1 Sind die Erfolgsaussichten offen, ist es im Allgemeinen billig, die Kosten des Verfahrens gegeneinander aufzuheben oder den Beteiligten zu gleichen Teilen aufzuerlegen (§ 155 Abs. 1 S. 1 VwGO). (redaktioneller Leitsatz)
2 Der Ausgang des Verfahrens ist hier offen, da es für die Beantwortung der für den Ausgang des Verfahrens maßgeblichen Frage weiterer Aufklärung bedurft hätte, für die nach der Erledigung des Rechtsstreits kein Raum mehr ist. (redaktioneller Leitsatz)

Verfahrensgang

RO 7 K 12.1096 2013-08-12 Urt VGREGENSBURG VG Regensburg

Tenor

I.
Das Verfahren wird eingestellt.
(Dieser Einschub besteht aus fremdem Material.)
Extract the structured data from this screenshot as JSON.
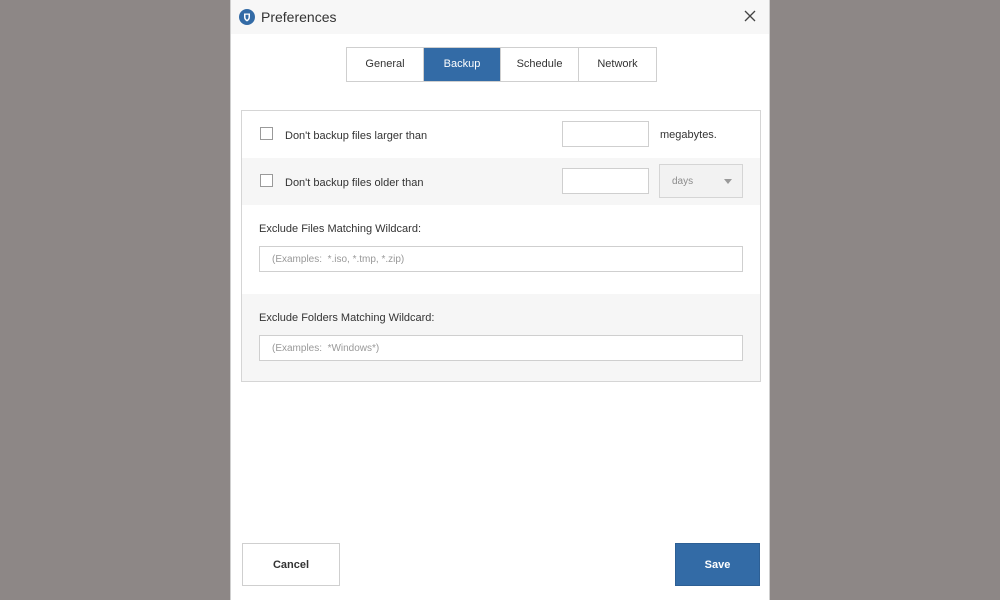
{
  "window": {
    "title": "Preferences",
    "app_icon": "shield-icon",
    "close_icon": "close-icon"
  },
  "tabs": [
    {
      "label": "General",
      "active": false
    },
    {
      "label": "Backup",
      "active": true
    },
    {
      "label": "Schedule",
      "active": false
    },
    {
      "label": "Network",
      "active": false
    }
  ],
  "backup": {
    "size_limit": {
      "label": "Don't backup files larger than",
      "checked": false,
      "value": "",
      "unit": "megabytes."
    },
    "age_limit": {
      "label": "Don't backup files older than",
      "checked": false,
      "value": "",
      "unit_selected": "days"
    },
    "exclude_files": {
      "label": "Exclude Files Matching Wildcard:",
      "placeholder": "(Examples:  *.iso, *.tmp, *.zip)"
    },
    "exclude_folders": {
      "label": "Exclude Folders Matching Wildcard:",
      "placeholder": "(Examples:  *Windows*)"
    }
  },
  "footer": {
    "cancel_label": "Cancel",
    "save_label": "Save"
  },
  "colors": {
    "accent": "#336ba6",
    "backdrop": "#8d8786"
  }
}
Ziffer I. Satz 1 und Ziffer II. des Urteils des Bayerischen Verwaltungsgerichts München vom 12. August 2013 sind wirkungslos geworden.
II.
Die Kosten des Verfahrens in beiden Rechtszügen werden gegeneinander aufgehoben.
III.
Der Streitwert für das Berufungsverfahren wird auf 41.433,60 € festgesetzt.

Gründe

I.Der Kläger begehrte die Erteilung einer denkmalschutzrechtlichen Bescheinigung für die steuerliche Absetzbarkeit von Kosten für Baumaßnahmen an einem denkmalgeschützten Schloss.
Unter dem 13. November 2008 hatte das Bayerische Landesamt für … dem Kläger eine Bescheinigung erteilt, dass die im zweiten Obergeschoss des Schlosses durchgeführten Baumaßnahmen „vor Beginn und in Gestalt ihrer Durchführung mit dem Landesamt abgestimmt wurden“. Mit Schreiben vom 31. Juli 2009 teilte der Kläger dem Landratsamt N. mit, dass er nunmehr die Renovierung des Schlosses mit dem Ausbau des linken Flügels im ersten Obergeschoss und des ersten Stockwerks im Anbau fortsetzen möchte. Am 9. September 2009 führten Vertreter des Landratsamts und des Bayerischen Landesamts für … mit dem Kläger eine Ortsbesichtigung durch. In der Folgezeit leitete der Kläger dem Landratsamt mehrfach Unterlagen zu den geplanten Renovierungsmaßnahmen zu.
Mit Bescheid vom 9. April 2010 erteilte das Landratsamt dem Kläger die denkmalschutzrechtliche Erlaubnis nach Art. 6 Abs. 1 i. V. m. Art. 15 DSchG für Instandsetzungsarbeiten an Decken und Wänden, Erneuerung von Wasser-, Heizungs- und Stromleitungen im ersten Obergeschoss des Schlosses mit Einbau von zwei Gipskarton-Trennwänden gemäß Planskizze zum Ausbau einer Wohnung.
Mit Schreiben vom 25. August 2011 bat der Kläger das Bayerische Landesamt für … um Ausstellung einer denkmalschutzrechtlichen Steuerbescheinigung zur Vorlage an das Finanzamt. Dies lehnte das Bayerische Landesamt für … unter dem 19. Juni 2012 mit der Begründung ab, die Umbaumaßnahmen seien vor ihrem Beginn nicht mit ihm abgestimmt worden.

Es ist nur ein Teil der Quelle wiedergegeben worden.